This content is from: Local Insights

Japan: Restricted stock

Yoshitaka Kato

On April 28 2016, the Ministry of Economy Trade and Industry published a practice guide for the introduction of restricted stock as a new incentive award for directors and executive officers in Japan. The introduction of restricted stock is a common performance-based award in western countries. According to the practice guide, it will enable Japanese companies to globally acquire highly-talented management personnel and manage this personnel in a uniform way. Additionally, the Japanese Corporate Governance Code, which the Tokyo Stock Exchange published in 2015, provides that in order for management remuneration to operate as a healthy incentive for sustainable growth, the proportion linked to mid- to long-term results and the balance of cash and stock should be set appropriately.

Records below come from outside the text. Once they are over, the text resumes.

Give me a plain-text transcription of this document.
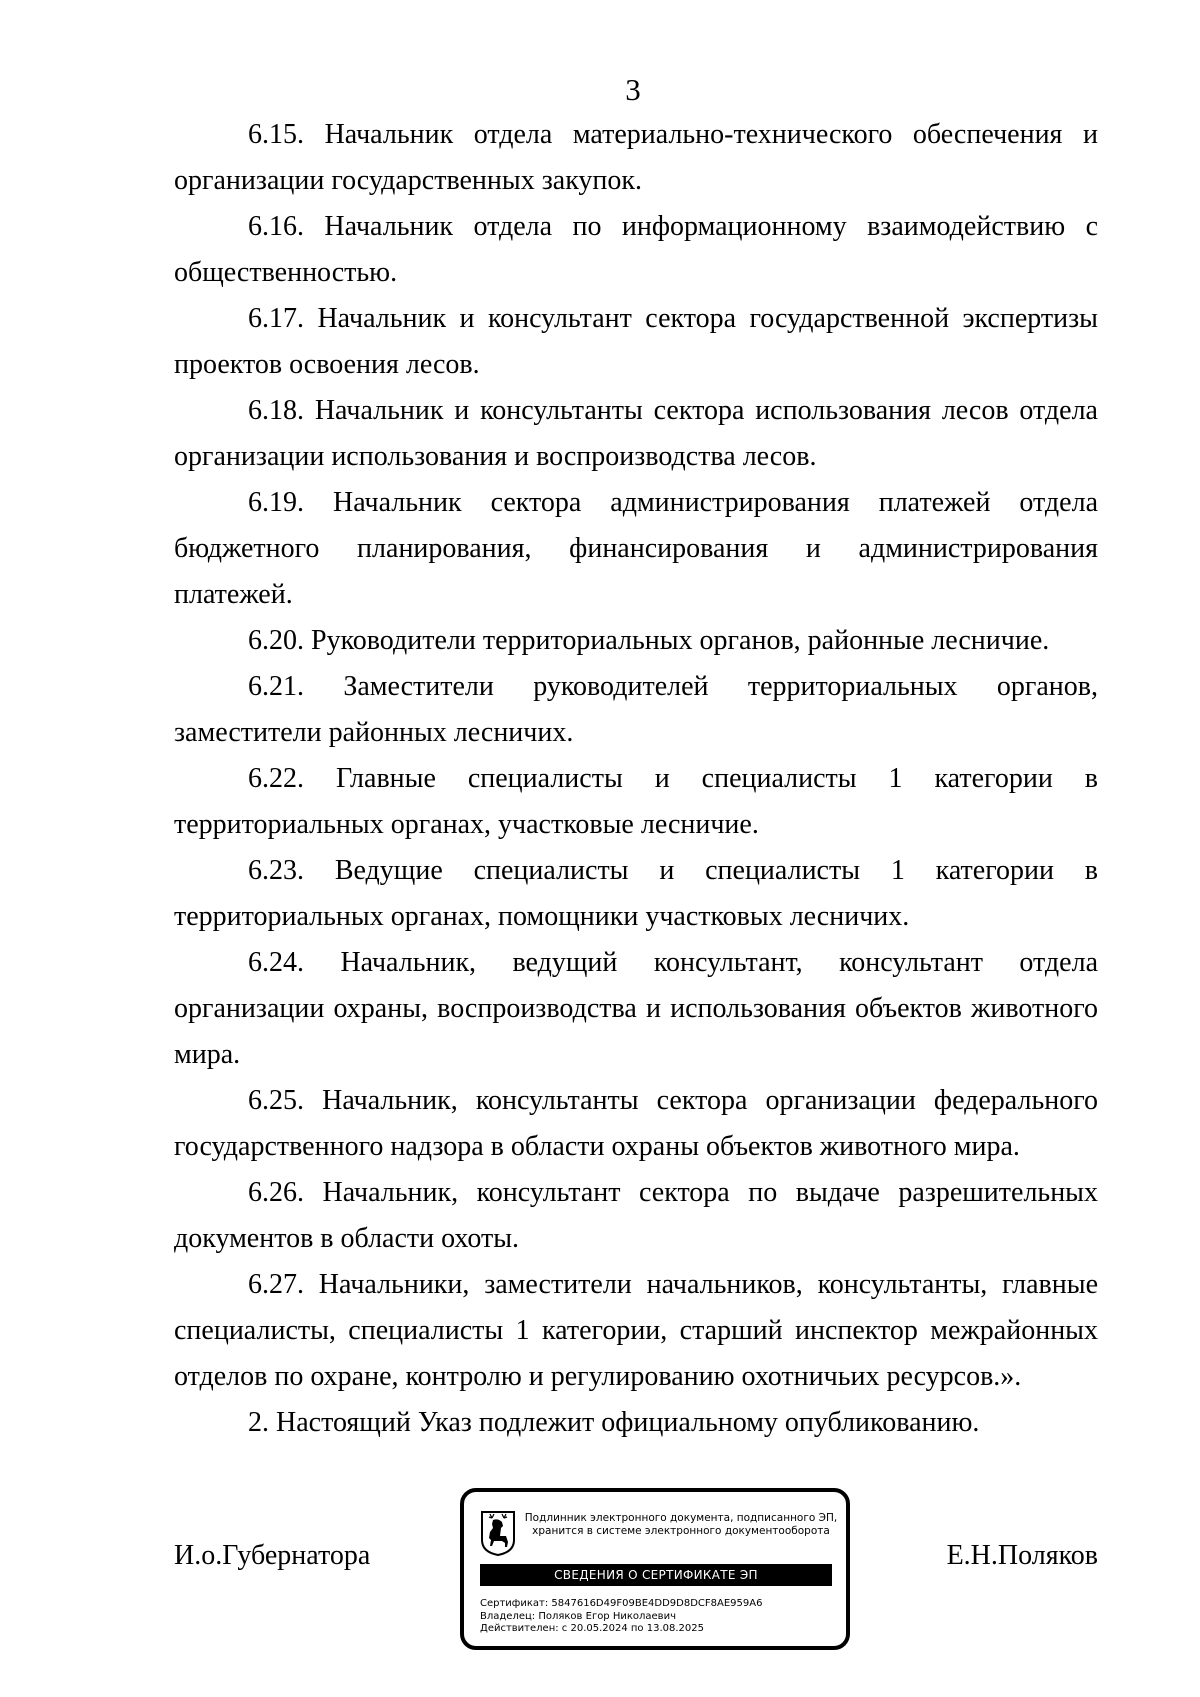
3

6.15. Начальник отдела материально-технического обеспечения и организации государственных закупок.

6.16. Начальник отдела по информационному взаимодействию с общественностью.

6.17. Начальник и консультант сектора государственной экспертизы проектов освоения лесов.

6.18. Начальник и консультанты сектора использования лесов отдела организации использования и воспроизводства лесов.

6.19. Начальник сектора администрирования платежей отдела бюджетного планирования, финансирования и администрирования платежей.

6.20. Руководители территориальных органов, районные лесничие.

6.21. Заместители руководителей территориальных органов, заместители районных лесничих.

6.22. Главные специалисты и специалисты 1 категории в территориальных органах, участковые лесничие.

6.23. Ведущие специалисты и специалисты 1 категории в территориальных органах, помощники участковых лесничих.

6.24. Начальник, ведущий консультант, консультант отдела организации охраны, воспроизводства и использования объектов животного мира.

6.25. Начальник, консультанты сектора организации федерального государственного надзора в области охраны объектов животного мира.

6.26. Начальник, консультант сектора по выдаче разрешительных документов в области охоты.

6.27. Начальники, заместители начальников, консультанты, главные специалисты, специалисты 1 категории, старший инспектор межрайонных отделов по охране, контролю и регулированию охотничьих ресурсов.».

2. Настоящий Указ подлежит официальному опубликованию.

И.о.Губернатора	Е.Н.Поляков
Подлинник электронного документа, подписанного ЭП,
хранится в системе электронного документооборота
СВЕДЕНИЯ О СЕРТИФИКАТЕ ЭП
Сертификат: 5847616D49F09BE4DD9D8DCF8AE959A6
Владелец: Поляков Егор Николаевич
Действителен: с 20.05.2024 по 13.08.2025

Therefore, the government expects that listed companies will use restricted stock as a new way to comply with the code.

For the purpose of introducing restricted stock, the government is amending the relevant acts and ordinances. For example, the government has amended the relevant tax laws and ordinances so that companies can easily adopt restricted stock as an incentive award for directors and executive officers. Under the amended Income Tax Act, when directors or executive officers obtain certain stocks subject to a transfer restriction meeting the relevant terms and conditions, such directors or executive officers will be taxed when the transfer restriction is lifted rather than when the company grants the stocks.

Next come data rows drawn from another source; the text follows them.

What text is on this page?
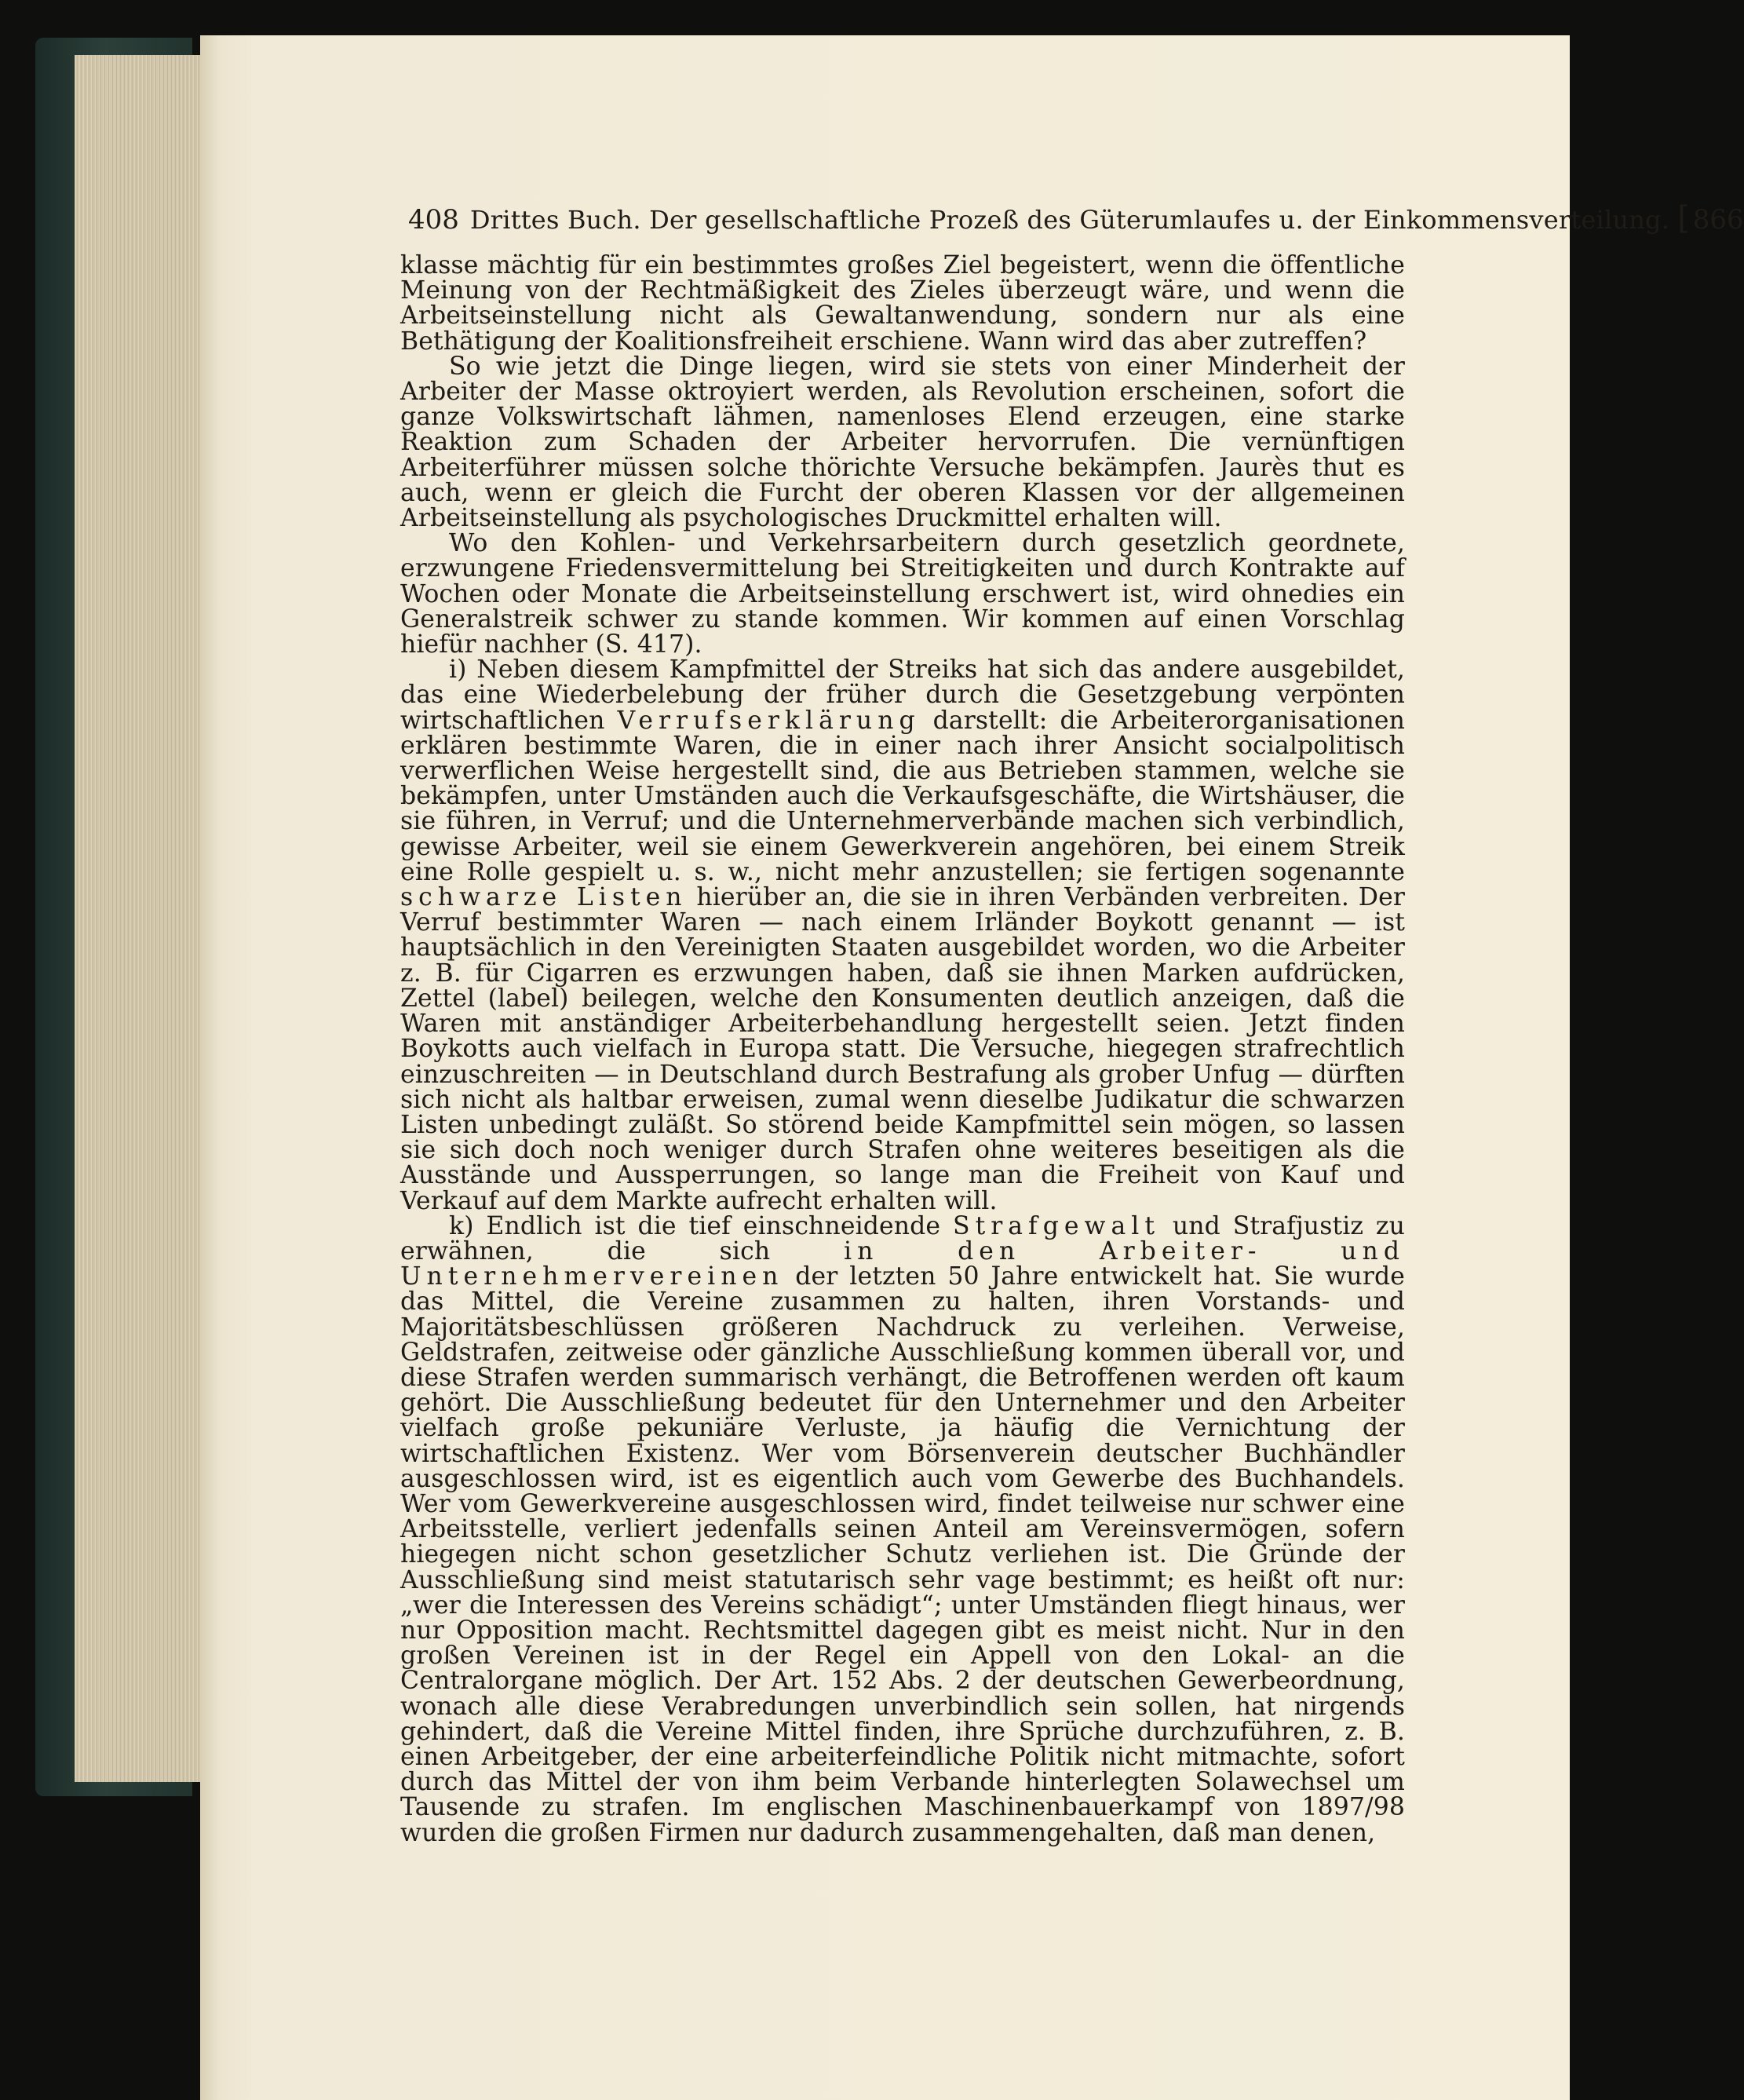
408 Drittes Buch. Der gesellschaftliche Prozeß des Güterumlaufes u. der Einkommensverteilung. [ 866

klasse mächtig für ein bestimmtes großes Ziel begeistert, wenn die öffentliche Meinung von der Rechtmäßigkeit des Zieles überzeugt wäre, und wenn die Arbeitseinstellung nicht als Gewaltanwendung, sondern nur als eine Bethätigung der Koalitionsfreiheit erschiene. Wann wird das aber zutreffen?

So wie jetzt die Dinge liegen, wird sie stets von einer Minderheit der Arbeiter der Masse oktroyiert werden, als Revolution erscheinen, sofort die ganze Volkswirtschaft lähmen, namenloses Elend erzeugen, eine starke Reaktion zum Schaden der Arbeiter hervorrufen. Die vernünftigen Arbeiterführer müssen solche thörichte Versuche bekämpfen. Jaurès thut es auch, wenn er gleich die Furcht der oberen Klassen vor der allgemeinen Arbeitseinstellung als psychologisches Druckmittel erhalten will.

Wo den Kohlen- und Verkehrsarbeitern durch gesetzlich geordnete, erzwungene Friedensvermittelung bei Streitigkeiten und durch Kontrakte auf Wochen oder Monate die Arbeitseinstellung erschwert ist, wird ohnedies ein Generalstreik schwer zu stande kommen. Wir kommen auf einen Vorschlag hiefür nachher (S. 417).

i) Neben diesem Kampfmittel der Streiks hat sich das andere ausgebildet, das eine Wiederbelebung der früher durch die Gesetzgebung verpönten wirtschaftlichen Verrufserklärung darstellt: die Arbeiterorganisationen erklären bestimmte Waren, die in einer nach ihrer Ansicht socialpolitisch verwerflichen Weise hergestellt sind, die aus Betrieben stammen, welche sie bekämpfen, unter Umständen auch die Verkaufsgeschäfte, die Wirtshäuser, die sie führen, in Verruf; und die Unternehmerverbände machen sich verbindlich, gewisse Arbeiter, weil sie einem Gewerkverein angehören, bei einem Streik eine Rolle gespielt u. s. w., nicht mehr anzustellen; sie fertigen sogenannte schwarze Listen hierüber an, die sie in ihren Verbänden verbreiten. Der Verruf bestimmter Waren — nach einem Irländer Boykott genannt — ist hauptsächlich in den Vereinigten Staaten ausgebildet worden, wo die Arbeiter z. B. für Cigarren es erzwungen haben, daß sie ihnen Marken aufdrücken, Zettel (label) beilegen, welche den Konsumenten deutlich anzeigen, daß die Waren mit anständiger Arbeiterbehandlung hergestellt seien. Jetzt finden Boykotts auch vielfach in Europa statt. Die Versuche, hiegegen strafrechtlich einzuschreiten — in Deutschland durch Bestrafung als grober Unfug — dürften sich nicht als haltbar erweisen, zumal wenn dieselbe Judikatur die schwarzen Listen unbedingt zuläßt. So störend beide Kampfmittel sein mögen, so lassen sie sich doch noch weniger durch Strafen ohne weiteres beseitigen als die Ausstände und Aussperrungen, so lange man die Freiheit von Kauf und Verkauf auf dem Markte aufrecht erhalten will.

k) Endlich ist die tief einschneidende Strafgewalt und Strafjustiz zu erwähnen, die sich in den Arbeiter- und Unternehmervereinen der letzten 50 Jahre entwickelt hat. Sie wurde das Mittel, die Vereine zusammen zu halten, ihren Vorstands- und Majoritätsbeschlüssen größeren Nachdruck zu verleihen. Verweise, Geldstrafen, zeitweise oder gänzliche Ausschließung kommen überall vor, und diese Strafen werden summarisch verhängt, die Betroffenen werden oft kaum gehört. Die Ausschließung bedeutet für den Unternehmer und den Arbeiter vielfach große pekuniäre Verluste, ja häufig die Vernichtung der wirtschaftlichen Existenz. Wer vom Börsenverein deutscher Buchhändler ausgeschlossen wird, ist es eigentlich auch vom Gewerbe des Buchhandels. Wer vom Gewerkvereine ausgeschlossen wird, findet teilweise nur schwer eine Arbeitsstelle, verliert jedenfalls seinen Anteil am Vereinsvermögen, sofern hiegegen nicht schon gesetzlicher Schutz verliehen ist. Die Gründe der Ausschließung sind meist statutarisch sehr vage bestimmt; es heißt oft nur: „wer die Interessen des Vereins schädigt“; unter Umständen fliegt hinaus, wer nur Opposition macht. Rechtsmittel dagegen gibt es meist nicht. Nur in den großen Vereinen ist in der Regel ein Appell von den Lokal- an die Centralorgane möglich. Der Art. 152 Abs. 2 der deutschen Gewerbeordnung, wonach alle diese Verabredungen unverbindlich sein sollen, hat nirgends gehindert, daß die Vereine Mittel finden, ihre Sprüche durchzuführen, z. B. einen Arbeitgeber, der eine arbeiterfeindliche Politik nicht mitmachte, sofort durch das Mittel der von ihm beim Verbande hinterlegten Solawechsel um Tausende zu strafen. Im englischen Maschinenbauerkampf von 1897/98 wurden die großen Firmen nur dadurch zusammengehalten, daß man denen,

Additionally, on June 24 2016, the Financial Services Agency published a bill to revise the Cabinet Office Ordinance on Disclosure of Corporate Affairs. The purpose of this revision was to exclude restricted stock from the definition of 'allocation to third party' so that, unlike in the case of an ordinary allocation to a third party, listed companies are not required to disclose detailed information regarding the directors or executive officers to whom the issued stocks are to be allotted.

The government's insistence on promoting the introduction of restricted stock will lead many listed companies to consider the introduction of this new incentive award. Through this consideration, the legal practice regarding performance-based awards, including restricted stock, will further progress in Japan.